UK Sunday Times reveals climate deception! Global banking ‘staying the course on climate action’ – World Bank & IMF ‘have been keeping quiet about it, but green funding has continued to flow under the radar’ – ‘Climate finance from the multilateral development banks…hit a record $137 billion in 2024’

The World Bank and International Monetary Fund are holding their annual meetings in Washington DC this week. Much of the discussions there will concern how to keep climate finance going in a hostile political environment. They’ve been keeping quiet about it, but green funding has continued to flow under the radar.

In fact, climate finance from the multilateral development banks – the World Bank, European Investment Bank, Asian Development Bank, etc – hit a record $137 billion last year, up 10 per cent on the year before. As Ambroise Fayolle, vice-president of the European Investment Bank, put it, these organisations are “staying the course on climate action”.

https://link.thetimes.co.uk/view/643dae8e52f5b18ea2028d73ozpxn.af0/3e1397f6

The fightback begins: the case for green growth

Ben Spencer – Science Editor, The Sunday Times

If a week is a long time in politics, four years is an eternity on the rollercoaster that is climate policy. It was April 2021 when Mark Carney – then between his two career-defining jobs of governor of the Bank of England and prime minister of Canada – announced the formation of the Net-Zero Banking Alliance. The initial group of 43 banks, he said, had agreed to work together to build a “global zero-emissions economy”.

“The world is moving in this direction,” he said. “This is where the world is headed.”

Ah, hubris. A little over a week ago the Net-Zero Banking Alliance was disbanded after an exodus of members. At its peak more than 140 banks were involved in the organisation, but after Donald Trump won the US presidency and told the world to “drill, baby, drill”, they began to pull out. JP Morgan left, as did Goldman Sachs, the Bank of America, Barclays and HSBC. Green spending, at one point essential for any corporation that wanted to be taken seriously, has now become something of a taboo.

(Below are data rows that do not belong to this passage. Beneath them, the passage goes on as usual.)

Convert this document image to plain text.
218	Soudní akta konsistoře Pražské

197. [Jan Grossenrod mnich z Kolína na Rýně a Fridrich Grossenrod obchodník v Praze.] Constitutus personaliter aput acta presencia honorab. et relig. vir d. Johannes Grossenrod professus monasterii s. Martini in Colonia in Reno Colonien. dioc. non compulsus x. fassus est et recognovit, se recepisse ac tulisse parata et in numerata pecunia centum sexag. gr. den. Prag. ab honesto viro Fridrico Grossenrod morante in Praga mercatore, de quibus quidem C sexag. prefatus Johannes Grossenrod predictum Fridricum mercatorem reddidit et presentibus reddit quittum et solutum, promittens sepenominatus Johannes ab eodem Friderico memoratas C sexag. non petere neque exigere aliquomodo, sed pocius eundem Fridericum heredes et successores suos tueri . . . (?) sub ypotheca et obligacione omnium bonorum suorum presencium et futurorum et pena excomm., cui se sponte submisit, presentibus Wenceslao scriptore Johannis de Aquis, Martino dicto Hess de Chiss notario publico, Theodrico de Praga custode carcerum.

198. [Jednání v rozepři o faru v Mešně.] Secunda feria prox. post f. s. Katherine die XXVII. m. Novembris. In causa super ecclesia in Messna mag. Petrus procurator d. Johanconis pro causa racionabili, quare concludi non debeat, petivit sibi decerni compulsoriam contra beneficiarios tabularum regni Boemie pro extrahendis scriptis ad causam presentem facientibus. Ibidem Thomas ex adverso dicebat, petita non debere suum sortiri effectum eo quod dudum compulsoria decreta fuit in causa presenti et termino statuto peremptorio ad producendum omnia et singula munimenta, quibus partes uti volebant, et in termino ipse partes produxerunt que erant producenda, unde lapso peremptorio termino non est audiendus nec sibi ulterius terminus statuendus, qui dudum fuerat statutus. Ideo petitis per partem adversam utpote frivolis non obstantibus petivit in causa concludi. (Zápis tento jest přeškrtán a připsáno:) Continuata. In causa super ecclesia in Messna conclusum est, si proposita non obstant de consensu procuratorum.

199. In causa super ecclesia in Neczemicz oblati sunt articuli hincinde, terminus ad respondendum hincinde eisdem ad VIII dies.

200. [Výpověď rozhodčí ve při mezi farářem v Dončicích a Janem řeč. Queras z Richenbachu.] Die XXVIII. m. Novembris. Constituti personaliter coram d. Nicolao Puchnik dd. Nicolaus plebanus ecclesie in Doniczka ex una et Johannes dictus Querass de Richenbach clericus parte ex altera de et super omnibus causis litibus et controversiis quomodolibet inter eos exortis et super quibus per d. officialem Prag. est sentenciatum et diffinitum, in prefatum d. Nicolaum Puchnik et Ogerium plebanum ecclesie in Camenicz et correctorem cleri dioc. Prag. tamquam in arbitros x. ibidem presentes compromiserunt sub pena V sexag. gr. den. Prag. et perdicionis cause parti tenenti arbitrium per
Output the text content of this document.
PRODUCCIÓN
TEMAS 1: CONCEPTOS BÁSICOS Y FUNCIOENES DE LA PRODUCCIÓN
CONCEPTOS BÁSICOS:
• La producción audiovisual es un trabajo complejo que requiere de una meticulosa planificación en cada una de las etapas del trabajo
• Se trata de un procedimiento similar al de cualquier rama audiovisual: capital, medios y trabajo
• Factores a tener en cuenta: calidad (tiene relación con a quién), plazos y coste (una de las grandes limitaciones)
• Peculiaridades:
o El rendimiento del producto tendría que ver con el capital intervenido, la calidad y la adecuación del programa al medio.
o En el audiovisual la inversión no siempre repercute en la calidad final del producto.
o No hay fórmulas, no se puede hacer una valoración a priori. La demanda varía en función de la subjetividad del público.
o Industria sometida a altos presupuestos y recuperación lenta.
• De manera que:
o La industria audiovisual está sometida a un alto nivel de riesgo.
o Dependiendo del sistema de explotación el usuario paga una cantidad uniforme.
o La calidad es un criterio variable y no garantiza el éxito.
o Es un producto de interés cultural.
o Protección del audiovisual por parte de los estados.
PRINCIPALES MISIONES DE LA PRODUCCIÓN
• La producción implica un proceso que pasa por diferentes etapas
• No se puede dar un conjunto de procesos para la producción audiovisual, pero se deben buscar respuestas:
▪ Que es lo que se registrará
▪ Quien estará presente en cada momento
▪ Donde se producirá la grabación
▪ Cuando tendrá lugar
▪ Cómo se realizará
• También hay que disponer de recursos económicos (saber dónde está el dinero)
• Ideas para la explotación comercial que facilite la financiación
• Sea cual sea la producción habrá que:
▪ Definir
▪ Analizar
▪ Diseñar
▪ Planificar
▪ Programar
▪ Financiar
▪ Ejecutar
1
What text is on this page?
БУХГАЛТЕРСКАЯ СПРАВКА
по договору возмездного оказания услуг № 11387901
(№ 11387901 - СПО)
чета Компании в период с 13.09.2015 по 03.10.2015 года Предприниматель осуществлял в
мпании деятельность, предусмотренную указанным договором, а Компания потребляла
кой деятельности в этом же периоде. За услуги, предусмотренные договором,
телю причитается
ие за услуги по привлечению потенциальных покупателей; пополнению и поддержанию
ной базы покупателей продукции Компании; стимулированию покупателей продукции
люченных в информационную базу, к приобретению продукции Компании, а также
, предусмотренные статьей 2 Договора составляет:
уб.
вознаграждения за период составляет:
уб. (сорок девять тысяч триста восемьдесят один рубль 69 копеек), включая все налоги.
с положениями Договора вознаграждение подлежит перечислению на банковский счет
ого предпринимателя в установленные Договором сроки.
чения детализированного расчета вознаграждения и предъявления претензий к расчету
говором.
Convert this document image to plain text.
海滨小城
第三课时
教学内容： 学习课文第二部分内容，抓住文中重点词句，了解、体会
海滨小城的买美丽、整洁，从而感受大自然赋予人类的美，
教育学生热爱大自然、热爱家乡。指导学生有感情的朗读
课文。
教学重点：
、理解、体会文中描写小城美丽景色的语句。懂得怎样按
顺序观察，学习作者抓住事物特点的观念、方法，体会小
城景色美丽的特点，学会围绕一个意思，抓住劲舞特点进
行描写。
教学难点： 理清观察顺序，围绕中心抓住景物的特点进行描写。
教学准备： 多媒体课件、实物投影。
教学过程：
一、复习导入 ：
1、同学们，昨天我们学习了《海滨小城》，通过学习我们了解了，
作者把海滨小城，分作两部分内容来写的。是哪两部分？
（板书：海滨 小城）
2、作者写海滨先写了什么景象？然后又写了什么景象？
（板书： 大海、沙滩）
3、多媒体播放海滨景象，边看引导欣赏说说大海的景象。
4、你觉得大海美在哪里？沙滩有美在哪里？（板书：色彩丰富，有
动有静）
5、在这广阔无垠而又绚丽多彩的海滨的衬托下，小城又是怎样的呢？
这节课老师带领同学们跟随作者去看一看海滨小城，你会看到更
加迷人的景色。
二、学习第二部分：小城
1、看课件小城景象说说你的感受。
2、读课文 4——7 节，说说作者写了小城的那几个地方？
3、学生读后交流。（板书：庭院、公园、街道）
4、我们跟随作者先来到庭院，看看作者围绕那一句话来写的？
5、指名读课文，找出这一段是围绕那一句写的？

Or has it? The World Bank and International Monetary Fund are holding their annual meetings in Washington DC this week. Much of the discussions there will concern how to keep climate finance going in a hostile political environment. They’ve been keeping quiet about it, but green funding has continued to flow under the radar. In fact, climate finance from the multilateral development banks – the World Bank, European Investment Bank, Asian Development Bank, etc – hit a record $137 billion last year, up 10 per cent on the year before. As Ambroise Fayolle, vice-president of the European Investment Bank, put it, these organisations are “staying the course on climate action”.

A fightback is now beginning to make the economic case for green action once more. Finance ministers from 100 countries will release a report in Washington tomorrow highlighting the opportunities of sustainable development. This battle will be taken up at Cop30 in Brazil next month, where climate finance will be a major theme.

Lord Stern of Brentford, who 20 years ago highlighted the economic prize of decarbonisation in his landmark Stern Review, will next month publish a new book laying out once more how tackling climate change could boost growth and living standards.

In his book, entitled The Growth Story of the 21st Century, Stern writes: “The new growth and development story is not just about avoiding the catastrophic consequences of climate change and biodiversity loss but about seizing the opportunity to create a better, more equitable, and sustainable world for all… With the right policies and public and community action, this new path can deliver a much more attractive structure for growth and development, with rising living standards across all dimensions.”